Monitoring Your AI Stack with Grafana and Prometheus
Set up comprehensive monitoring for your self-hosted AI infrastructure using Grafana dashboards and Prometheus metrics collection.
Running an AI stack without monitoring is flying blind. You need to know your GPU utilization, inference latency, memory pressure, disk usage, and service health — especially when running multiple resource-intensive services. Grafana and Prometheus are the gold standard for open-source monitoring.
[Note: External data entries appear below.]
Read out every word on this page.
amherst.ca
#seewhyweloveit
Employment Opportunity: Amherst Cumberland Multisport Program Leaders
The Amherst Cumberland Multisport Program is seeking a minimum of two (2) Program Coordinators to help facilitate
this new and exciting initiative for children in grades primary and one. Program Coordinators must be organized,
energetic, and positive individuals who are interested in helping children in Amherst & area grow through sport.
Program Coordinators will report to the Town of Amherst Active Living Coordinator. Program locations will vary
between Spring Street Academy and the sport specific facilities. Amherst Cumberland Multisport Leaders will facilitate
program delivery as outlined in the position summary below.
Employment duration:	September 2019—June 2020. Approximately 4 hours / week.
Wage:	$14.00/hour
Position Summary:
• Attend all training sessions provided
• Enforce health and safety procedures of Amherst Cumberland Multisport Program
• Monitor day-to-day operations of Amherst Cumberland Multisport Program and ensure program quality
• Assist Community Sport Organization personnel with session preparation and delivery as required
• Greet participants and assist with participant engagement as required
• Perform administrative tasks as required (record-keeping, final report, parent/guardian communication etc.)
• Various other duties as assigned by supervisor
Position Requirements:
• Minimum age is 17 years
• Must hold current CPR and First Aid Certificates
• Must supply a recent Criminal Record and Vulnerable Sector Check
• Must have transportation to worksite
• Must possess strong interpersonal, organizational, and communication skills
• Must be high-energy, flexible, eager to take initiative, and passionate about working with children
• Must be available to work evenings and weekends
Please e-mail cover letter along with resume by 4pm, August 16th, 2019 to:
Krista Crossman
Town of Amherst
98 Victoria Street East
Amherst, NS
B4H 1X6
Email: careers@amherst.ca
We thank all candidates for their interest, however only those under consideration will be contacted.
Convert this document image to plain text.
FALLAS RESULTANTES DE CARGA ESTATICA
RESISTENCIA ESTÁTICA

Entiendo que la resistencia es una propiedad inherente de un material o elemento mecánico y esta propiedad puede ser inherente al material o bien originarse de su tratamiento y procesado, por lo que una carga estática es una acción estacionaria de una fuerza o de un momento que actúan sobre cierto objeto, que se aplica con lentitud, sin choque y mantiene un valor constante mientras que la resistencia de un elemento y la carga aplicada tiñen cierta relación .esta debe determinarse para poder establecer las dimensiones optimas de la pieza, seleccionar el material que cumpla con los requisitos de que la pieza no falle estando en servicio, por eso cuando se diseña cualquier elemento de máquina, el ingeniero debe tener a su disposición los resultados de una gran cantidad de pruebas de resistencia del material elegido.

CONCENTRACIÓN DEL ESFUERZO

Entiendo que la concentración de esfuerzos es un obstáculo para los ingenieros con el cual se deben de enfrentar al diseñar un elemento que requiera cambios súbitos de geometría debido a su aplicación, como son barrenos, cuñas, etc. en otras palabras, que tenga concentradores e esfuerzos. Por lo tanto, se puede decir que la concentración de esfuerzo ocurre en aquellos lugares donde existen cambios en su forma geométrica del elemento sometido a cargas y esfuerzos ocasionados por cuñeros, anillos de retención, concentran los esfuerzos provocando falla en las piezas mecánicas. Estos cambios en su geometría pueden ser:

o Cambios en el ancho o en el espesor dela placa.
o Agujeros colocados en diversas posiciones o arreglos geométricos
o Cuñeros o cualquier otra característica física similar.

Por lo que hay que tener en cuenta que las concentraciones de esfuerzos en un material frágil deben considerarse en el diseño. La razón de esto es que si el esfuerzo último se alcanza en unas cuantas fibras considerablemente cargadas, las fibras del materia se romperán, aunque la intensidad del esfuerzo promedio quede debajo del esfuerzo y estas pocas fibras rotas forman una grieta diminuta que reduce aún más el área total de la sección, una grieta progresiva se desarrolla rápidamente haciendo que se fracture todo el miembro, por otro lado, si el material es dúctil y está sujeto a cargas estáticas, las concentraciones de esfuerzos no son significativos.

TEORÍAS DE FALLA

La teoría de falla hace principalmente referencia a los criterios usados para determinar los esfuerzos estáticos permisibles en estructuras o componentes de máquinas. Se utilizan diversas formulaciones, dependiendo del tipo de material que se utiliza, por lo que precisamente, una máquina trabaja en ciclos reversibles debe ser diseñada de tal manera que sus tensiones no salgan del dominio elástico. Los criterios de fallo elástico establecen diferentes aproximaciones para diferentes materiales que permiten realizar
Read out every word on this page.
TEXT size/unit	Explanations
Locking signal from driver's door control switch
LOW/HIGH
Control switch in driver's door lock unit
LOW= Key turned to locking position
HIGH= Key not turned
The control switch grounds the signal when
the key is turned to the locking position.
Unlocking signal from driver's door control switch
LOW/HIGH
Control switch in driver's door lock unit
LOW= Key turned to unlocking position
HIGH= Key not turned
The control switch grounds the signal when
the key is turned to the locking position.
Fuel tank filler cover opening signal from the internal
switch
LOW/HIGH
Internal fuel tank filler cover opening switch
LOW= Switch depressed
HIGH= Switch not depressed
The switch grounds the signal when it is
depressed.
Setting Up the Monitoring Stack
better-openclaw's DevOps preset includes Grafana, Prometheus, and pre-configured scrape targets for all services in your stack. Run npx create-better-openclaw --services grafana,prometheus,your-services --yes or use the DevOps preset. Grafana is accessible at your configured domain with auto-provisioned data sources.
Key Metrics to Track
For AI-specific monitoring, track: LLM inference latency (p50, p95, p99), tokens per second, GPU memory utilization, vector database query latency, embedding generation throughput, and queue depth for async workflows. For infrastructure, monitor CPU, memory, disk I/O, and network traffic per container.
Pre-Built Dashboards
better-openclaw generates Grafana dashboard JSON files tailored to your selected services. The default dashboard includes panels for system overview, per-container resource usage, and service-specific metrics. Import community dashboards from Grafana's library for deep dives into specific services like PostgreSQL or Redis.
Alerting
Configure Grafana alerts for critical conditions: disk usage above 85%, memory pressure on LLM containers, service health check failures, and high error rates. Pair with Gotify or ntfy (both available in better-openclaw) for push notifications to your phone when something needs attention.